- Eslamabad-e Pain Location within Iran
- Coordinates: 37°39′22″N 56°05′32″E﻿ / ﻿37.65611°N 56.09222°E
- Country: Iran
- Province: Golestan
- County: Maraveh Tappeh
- District: Golidagh
- Rural District: Golidagh

Population (2016)
- • Total: 956
- Time zone: UTC+3:30 (IRST)

= Eslamabad-e Pain, Golidagh =

Village in Golestan province, Iran

Eslamabad-e Pain (اِسْلام آباد پايين) (Note: Also romanized as Eslāmābād-e Pā’īn; formerly known as Eslamabad (اسلام اباد), also romanized as Eslāmābād) is a village in Golidagh Rural District of Golidagh District in Maraveh Tappeh County, Golestan province, Iran.

==Demographics==
===Population===
At the time of the 2006 National Census, the village's population, as Eslamabad, was 776 in 167 households, when it was in the former Maraveh Tappeh District of Kalaleh County.
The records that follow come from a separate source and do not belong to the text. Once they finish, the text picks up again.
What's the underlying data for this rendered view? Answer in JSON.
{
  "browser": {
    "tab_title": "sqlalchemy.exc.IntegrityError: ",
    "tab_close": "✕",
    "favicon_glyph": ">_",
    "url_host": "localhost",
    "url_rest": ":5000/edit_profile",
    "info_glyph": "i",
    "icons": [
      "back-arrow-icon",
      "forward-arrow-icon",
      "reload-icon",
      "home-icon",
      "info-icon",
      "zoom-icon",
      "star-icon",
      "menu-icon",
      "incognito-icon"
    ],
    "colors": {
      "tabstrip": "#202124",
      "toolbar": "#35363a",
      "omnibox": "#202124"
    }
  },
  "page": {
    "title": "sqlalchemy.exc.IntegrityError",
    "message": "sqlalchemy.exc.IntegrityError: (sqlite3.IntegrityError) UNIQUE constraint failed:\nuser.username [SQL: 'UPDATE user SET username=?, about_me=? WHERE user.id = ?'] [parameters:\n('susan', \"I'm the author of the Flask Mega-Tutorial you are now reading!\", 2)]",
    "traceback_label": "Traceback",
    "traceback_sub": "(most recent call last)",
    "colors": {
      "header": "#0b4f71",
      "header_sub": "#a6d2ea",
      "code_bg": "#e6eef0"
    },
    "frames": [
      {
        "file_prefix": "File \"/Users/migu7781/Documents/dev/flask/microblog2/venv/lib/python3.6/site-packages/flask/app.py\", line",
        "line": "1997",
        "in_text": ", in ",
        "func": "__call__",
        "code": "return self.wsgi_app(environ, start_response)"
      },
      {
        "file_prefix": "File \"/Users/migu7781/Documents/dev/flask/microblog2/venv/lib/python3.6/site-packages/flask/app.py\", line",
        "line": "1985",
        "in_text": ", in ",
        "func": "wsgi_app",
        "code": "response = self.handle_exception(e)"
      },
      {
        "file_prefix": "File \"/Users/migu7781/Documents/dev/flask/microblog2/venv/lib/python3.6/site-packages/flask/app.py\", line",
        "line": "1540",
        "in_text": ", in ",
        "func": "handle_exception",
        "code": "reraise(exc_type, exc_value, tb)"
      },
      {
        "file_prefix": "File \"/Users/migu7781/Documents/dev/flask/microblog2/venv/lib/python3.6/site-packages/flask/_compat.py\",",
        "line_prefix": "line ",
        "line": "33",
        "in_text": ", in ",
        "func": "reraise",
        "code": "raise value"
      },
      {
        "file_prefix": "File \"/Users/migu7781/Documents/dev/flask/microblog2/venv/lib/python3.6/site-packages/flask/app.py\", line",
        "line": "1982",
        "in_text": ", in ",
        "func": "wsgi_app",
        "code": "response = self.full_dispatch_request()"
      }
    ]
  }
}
The following census in 2011 counted 820 people in 213 households, by which time the district had been separated from the county in the establishment of Maraveh Tappeh County. The rural district was transferred to the new Golidagh District, and the village was listed as Eslamabad-e Pain. The 2016 census measured the population of the village as 956 people in 284 households.